Thursday, February 13, 2014

Slumlords' colonial roots

A PIECE in this week’s finance section discusses whether slums are poverty traps. Economic research on slums is very tentative: speak to anyone who researches shanty-towns and they will tell you how difficult it is to get even the simplest data. But most economists agree on one thing: some people do very well out of slums.
The people who control housing are one such group. Contrary to popular belief, a large proportion of slum-dwellers rent their home. About 92% of households in Kibera, a massive Nairobi slum, do so. And there is plenty of opportunity for exploiting tenants.
new paper* by Sean Fox of Bristol University focuses on absentee landlords in Kibera. Well-connected types, Mr Fox finds, can acquire control over swathes of land thanks to their political connections. One survey found that 41% of Kibera’s landlords were in fact government officials: 16% were politicians. 
These landlords can exploit their privileged position. Research from MIT, again in Kibera, find that when the chief of the local area and the landlord come from the same tribe (but the tenant does not), renters end up paying 6-11% more. Chiefs and landlords collude to extract higher rents. Investments in housing infrastructure are also lower when a landlord and the chief belong to the same tribe.
We discuss the consequences of these oligarchic arrangements in the article:
In Kibera, a big slum in Nairobi, the authors of the MIT study show that rents represent one-third of non-food expenditure, whereas in rural areas in Kenya 90% of households pay no rent at all.

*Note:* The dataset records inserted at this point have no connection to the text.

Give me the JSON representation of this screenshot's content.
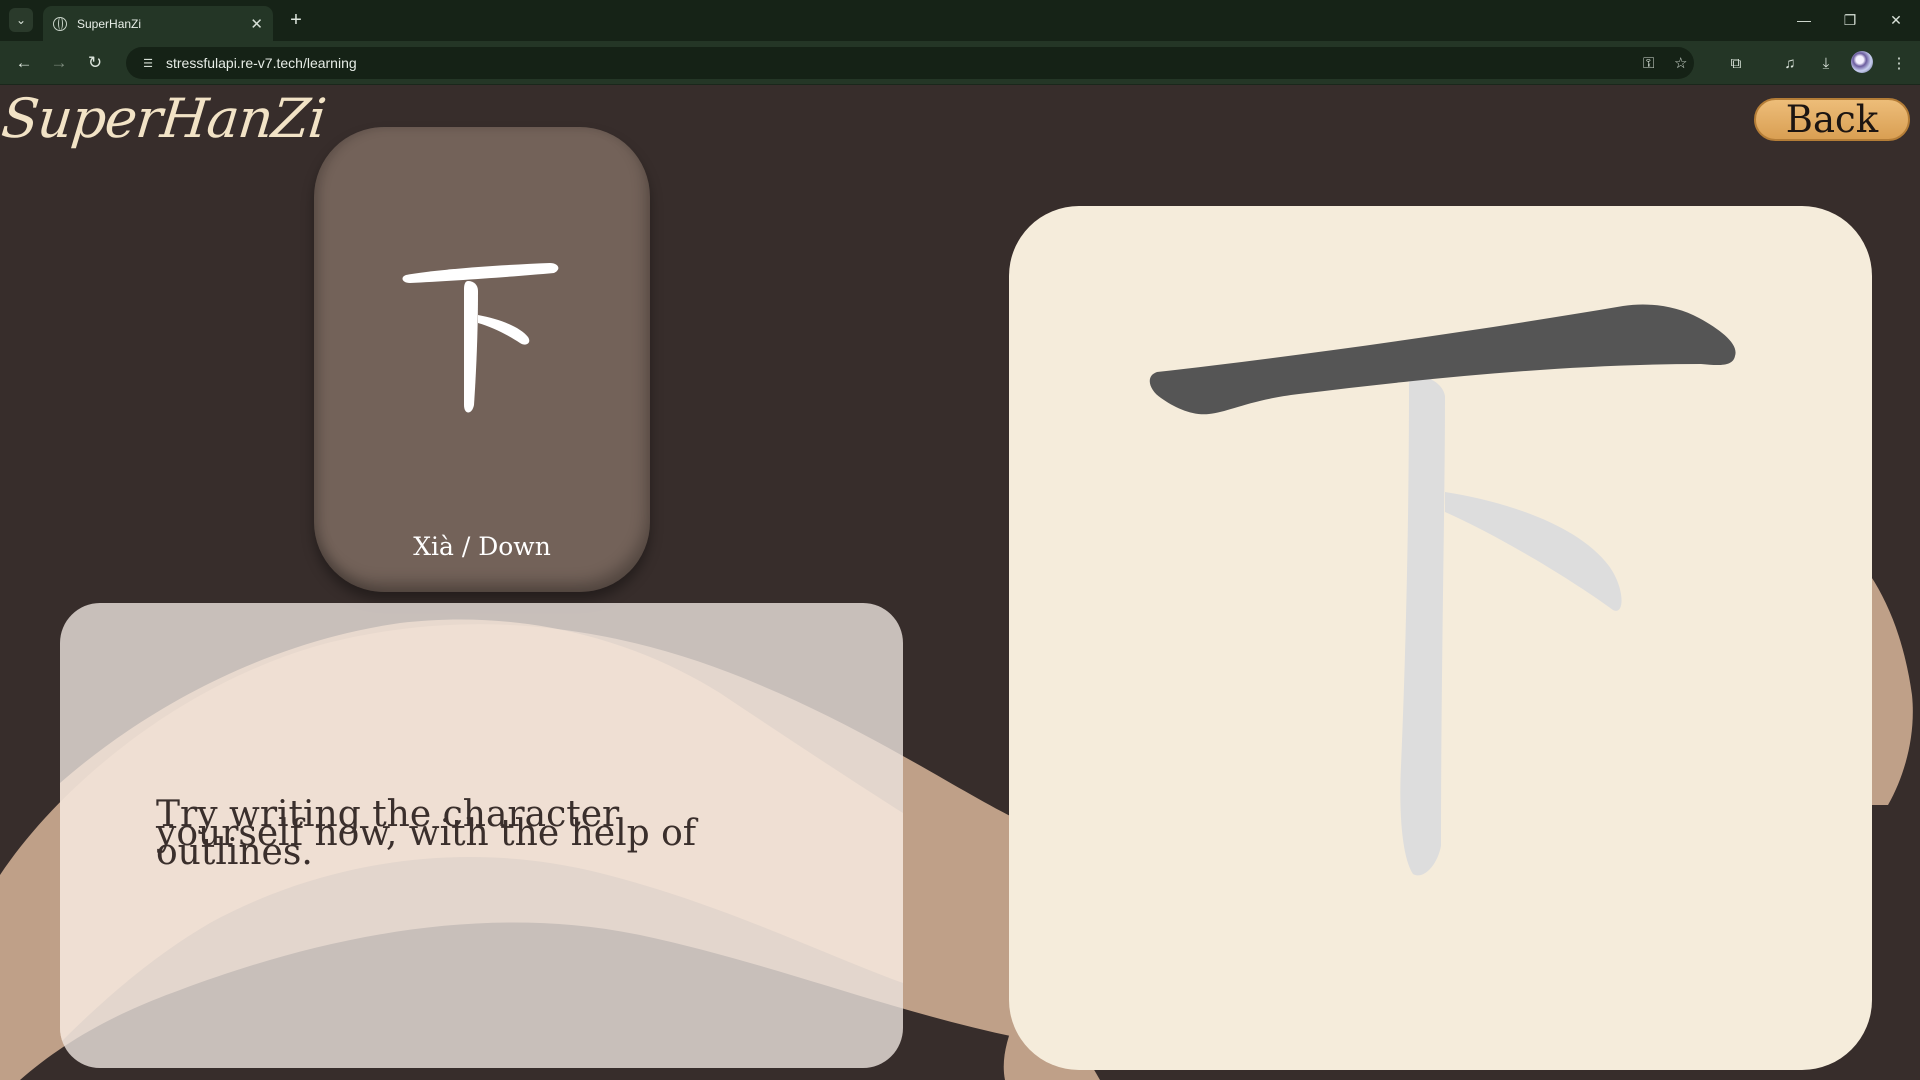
{
  "browser": {
    "tab_title": "SuperHanZi",
    "url": "stressfulapi.re-v7.tech/learning"
  },
  "app": {
    "logo_text": "SuperHanZi",
    "back_label": "Back"
  },
  "character": {
    "glyph": "下",
    "pinyin_meaning": "Xià / Down"
  },
  "instructions": {
    "text": "Try writing the character yourself now, with the help of outlines."
  },
  "writing_board": {
    "strokes_total": 3,
    "strokes_completed": 1
  },
  "colors": {
    "page_background": "#372d2b",
    "card": "#736259",
    "board": "#f5ecdb",
    "accent": "#e3ae66",
    "completed_stroke": "#555555",
    "outline_stroke": "#dddddd"
  }
}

Mr Fox reckons that these arrangements are partially a legacy of colonial rule. He argues:
Colonial administrative structures were weak and highly centralised, and municipal authorities were granted very limited authority over development and regulation…In a context of rapid population expansion, such structures have proven cumbersome and have contributed to the proliferation of unplanned settlements.
In other words, clumsy colonial governments were bad at controlling urban development. Mr Fox demonstrates this empirically. Legal fragmentation in the colonial era, a proxy for indirect rule, is strongly correlated with contemporary slum incidence (measured here as the percentage of a country's urban population living in slums):
Poorly-run colonial systems allowed for the emergence of dodgy groups that monopolise rental markets. These unfortunate arrangements remain today. 
* Fox, S. (2014). The Political Economy of Slums: Theory and Evidence from Sub-Saharan Africa. World Development, 54, 191-203.